Description
This traditional French soup, known as “Tourin,” hails from the southwestern region of France. It’s a fragrant and velvety garlic soup, perfect for warming up on chilly days. The unique use of mayonnaise as a thickener creates a rich texture, making it a comforting and nourishing dish.
Ingredients
Units
Scale
- 1 large head of garlic, cloves peeled and sliced
- 8 cups (2 liters) chicken stock
- 1 small bunch of fresh sage
- 1 large egg yolk
- 1 teaspoon Dijon mustard
- 2/3 cup (160 ml) extra virgin olive oil
- Salt, to taste
Instructions
- Prepare the Garlic Broth:
- In a large pot, combine the sliced garlic cloves, fresh sage, and chicken stock.
- Bring to a boil over medium heat, then reduce the heat and let it simmer for 10 minutes to allow the flavors to meld.

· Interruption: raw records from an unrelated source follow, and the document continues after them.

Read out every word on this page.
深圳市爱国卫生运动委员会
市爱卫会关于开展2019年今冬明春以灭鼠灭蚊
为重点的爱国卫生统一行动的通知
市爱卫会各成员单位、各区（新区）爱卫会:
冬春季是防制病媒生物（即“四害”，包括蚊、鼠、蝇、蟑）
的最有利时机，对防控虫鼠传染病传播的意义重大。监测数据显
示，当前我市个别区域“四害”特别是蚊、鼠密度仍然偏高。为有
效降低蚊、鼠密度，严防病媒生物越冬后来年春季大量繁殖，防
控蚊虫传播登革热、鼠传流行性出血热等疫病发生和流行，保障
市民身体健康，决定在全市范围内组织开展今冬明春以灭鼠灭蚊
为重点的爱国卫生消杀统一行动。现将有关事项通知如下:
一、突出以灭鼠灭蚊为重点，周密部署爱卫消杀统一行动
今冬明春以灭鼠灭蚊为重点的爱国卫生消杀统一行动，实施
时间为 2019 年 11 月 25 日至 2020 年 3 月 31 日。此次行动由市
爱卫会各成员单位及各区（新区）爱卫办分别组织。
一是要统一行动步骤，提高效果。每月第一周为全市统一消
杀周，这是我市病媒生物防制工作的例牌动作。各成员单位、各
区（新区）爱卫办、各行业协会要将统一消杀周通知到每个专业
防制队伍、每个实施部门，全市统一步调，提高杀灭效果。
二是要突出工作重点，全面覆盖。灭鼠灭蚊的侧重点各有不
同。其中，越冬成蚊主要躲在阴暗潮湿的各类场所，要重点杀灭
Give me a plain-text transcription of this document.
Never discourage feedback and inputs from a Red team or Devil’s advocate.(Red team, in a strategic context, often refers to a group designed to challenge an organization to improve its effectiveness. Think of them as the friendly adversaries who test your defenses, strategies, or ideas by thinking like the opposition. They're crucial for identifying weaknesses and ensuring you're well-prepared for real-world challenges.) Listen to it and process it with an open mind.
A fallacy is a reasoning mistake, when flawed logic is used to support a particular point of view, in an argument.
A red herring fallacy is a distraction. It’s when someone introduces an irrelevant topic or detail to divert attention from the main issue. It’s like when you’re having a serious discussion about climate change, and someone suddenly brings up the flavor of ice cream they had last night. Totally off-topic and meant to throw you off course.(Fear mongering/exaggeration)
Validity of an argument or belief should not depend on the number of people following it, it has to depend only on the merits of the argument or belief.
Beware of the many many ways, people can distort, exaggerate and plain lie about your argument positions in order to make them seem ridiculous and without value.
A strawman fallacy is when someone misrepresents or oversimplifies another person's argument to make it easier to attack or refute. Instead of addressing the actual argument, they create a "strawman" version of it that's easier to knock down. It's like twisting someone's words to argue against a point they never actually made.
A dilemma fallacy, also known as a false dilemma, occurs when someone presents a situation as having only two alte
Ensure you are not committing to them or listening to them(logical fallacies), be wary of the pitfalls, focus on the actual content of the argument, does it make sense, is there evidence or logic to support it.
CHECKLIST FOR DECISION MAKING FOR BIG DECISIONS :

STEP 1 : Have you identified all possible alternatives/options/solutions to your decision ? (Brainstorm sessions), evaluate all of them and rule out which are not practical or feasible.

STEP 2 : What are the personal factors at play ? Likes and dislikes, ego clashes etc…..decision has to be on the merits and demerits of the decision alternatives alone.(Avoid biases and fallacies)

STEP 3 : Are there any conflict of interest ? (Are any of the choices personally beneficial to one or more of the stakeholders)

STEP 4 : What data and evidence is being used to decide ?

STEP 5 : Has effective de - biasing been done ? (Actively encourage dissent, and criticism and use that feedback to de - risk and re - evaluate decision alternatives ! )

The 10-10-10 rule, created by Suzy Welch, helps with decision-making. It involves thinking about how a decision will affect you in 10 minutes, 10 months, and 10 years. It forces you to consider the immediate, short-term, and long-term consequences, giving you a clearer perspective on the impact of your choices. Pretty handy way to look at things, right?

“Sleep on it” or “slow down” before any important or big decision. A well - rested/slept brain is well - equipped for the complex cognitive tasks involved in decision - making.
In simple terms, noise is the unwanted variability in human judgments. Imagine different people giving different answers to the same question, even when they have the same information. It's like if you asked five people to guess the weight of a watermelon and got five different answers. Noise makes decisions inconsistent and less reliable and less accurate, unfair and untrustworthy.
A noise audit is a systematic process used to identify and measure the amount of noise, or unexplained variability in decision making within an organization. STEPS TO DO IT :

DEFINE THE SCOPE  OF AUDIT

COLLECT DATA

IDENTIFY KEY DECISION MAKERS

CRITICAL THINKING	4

- After simmering, strain the broth to remove the garlic and sage, resulting in a smooth consistency.
- Make the Mayonnaise:
- In a bowl, whisk together the egg yolk and Dijon mustard until well combined.
- Slowly drizzle in the extra virgin olive oil while continuously whisking to emulsify the mixture into a smooth mayonnaise.
- Season with a pinch of salt to taste.
- Combine and Serve:
- Gradually whisk the prepared mayonnaise into the warm garlic broth until fully incorporated, creating a velvety texture.
- Serve the soup hot, garnished with additional fresh sage leaves if desired.
Notes
- Garlic Selection: Use fresh, plump garlic cloves for the best flavor. Avoid garlic that has started to sprout.
- Mayonnaise Integration: Ensure the broth is warm but not boiling when adding the mayonnaise to prevent curdling.
- Serving Suggestion: This soup pairs well with crusty bread for dipping.